Panic Artists
by digby
The head of the Republican party had a full blown tantrum yesterday. You almost have to wonder if he isn't back on the little blue babies because this is so over the top it's like something out of a bad Mexican novella:
"Today, as we start the radio program, America is hanging by a thread. So we have to see what we can do with a thread. At the end of the day our freedom has been assaulted. This is the kind of change that people did not think they were going to get when they voted for Barack Obama. I'm asking myself what kind of country are we today. We're not a representative republic. The will of the people was spat upon yesterday. The will of the people is of no concern to the people who now have power and authority from the White House all the way down to Capitol Hill. The will of the people is something to be crushed. So we're not a representative republic. You can't even say loosely defined we are much of a democracy. We have to restore these things. We have to do this by getting rid of these people at the ballot box. We must get them out of office. That's the only thing here."

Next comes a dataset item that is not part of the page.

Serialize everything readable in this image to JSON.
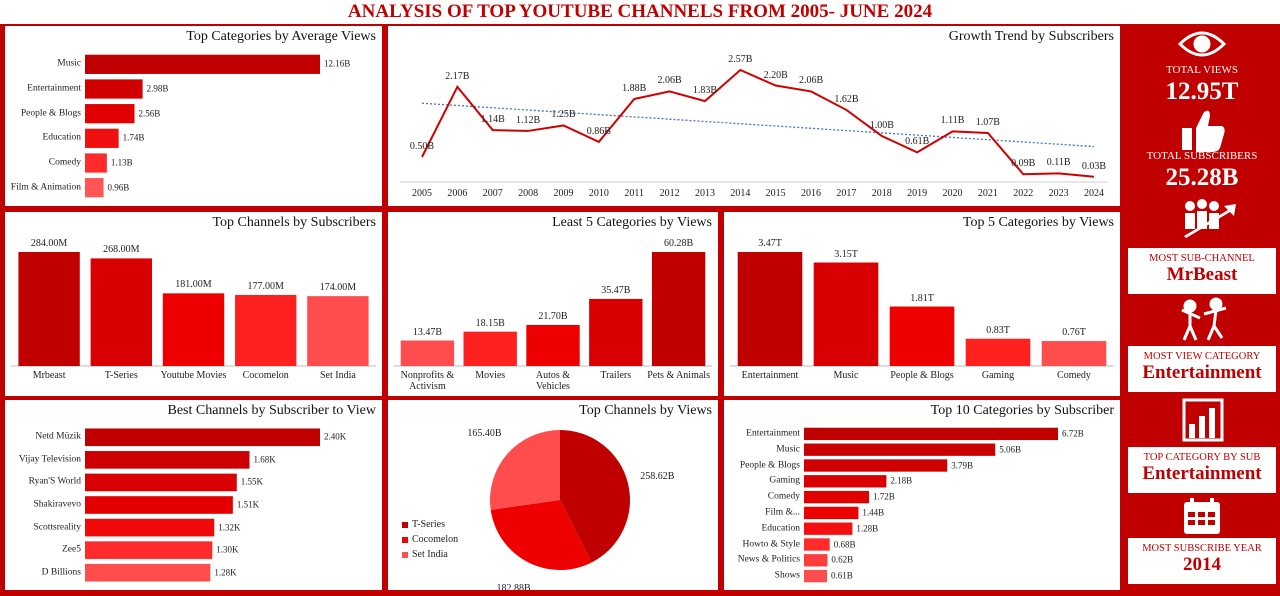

Does anyone know where I look in the constitution says the representative republic has to take an opinion poll before they pass a bill and vote accordingly? I can't find it. All I can find is this boring junk about elections and voting and stuff.
As usual, there's not a lot of grace under pressure in this crowd. They are behaving as if the government is rounding up teabaggers and putting them into prison camps instead of setting up health insurance system. Is anybody buying this? After all, these are the people who impeach presidents over sex and take office on 5-4 Supreme Court decisions. It is the party that Chris Hayes described this way when he reviewed Hacker and Pierson's Off Center, the chilling tale of the workings and strategy of the Republican machine:
The picture of the GOP's leadership that emerges from Off Center resembles nothing so much as Louis XIV, who was able to consolidate power in the French monarchy by recognizing that much of what limited the king's political power were ultimately social and cultural norms, norms which Louis ingeniously undermined. He was, in short, an innovator, a power entrepreneur who recognized that the "rules" that kept the king in check could be subverted and altered, and that the fractured nature of the aristocracy could be leveraged and manipulated to his advantage.
So basically Limbaugh and the boys are projecting again when they get themselves all worked over "the end of America." They are the ones who are undemocratic, but they've seamlessly re-looped the left's criticism of themselves back on the Democrats. And then supercharged the outrage. I think it may be a form of therapy for them.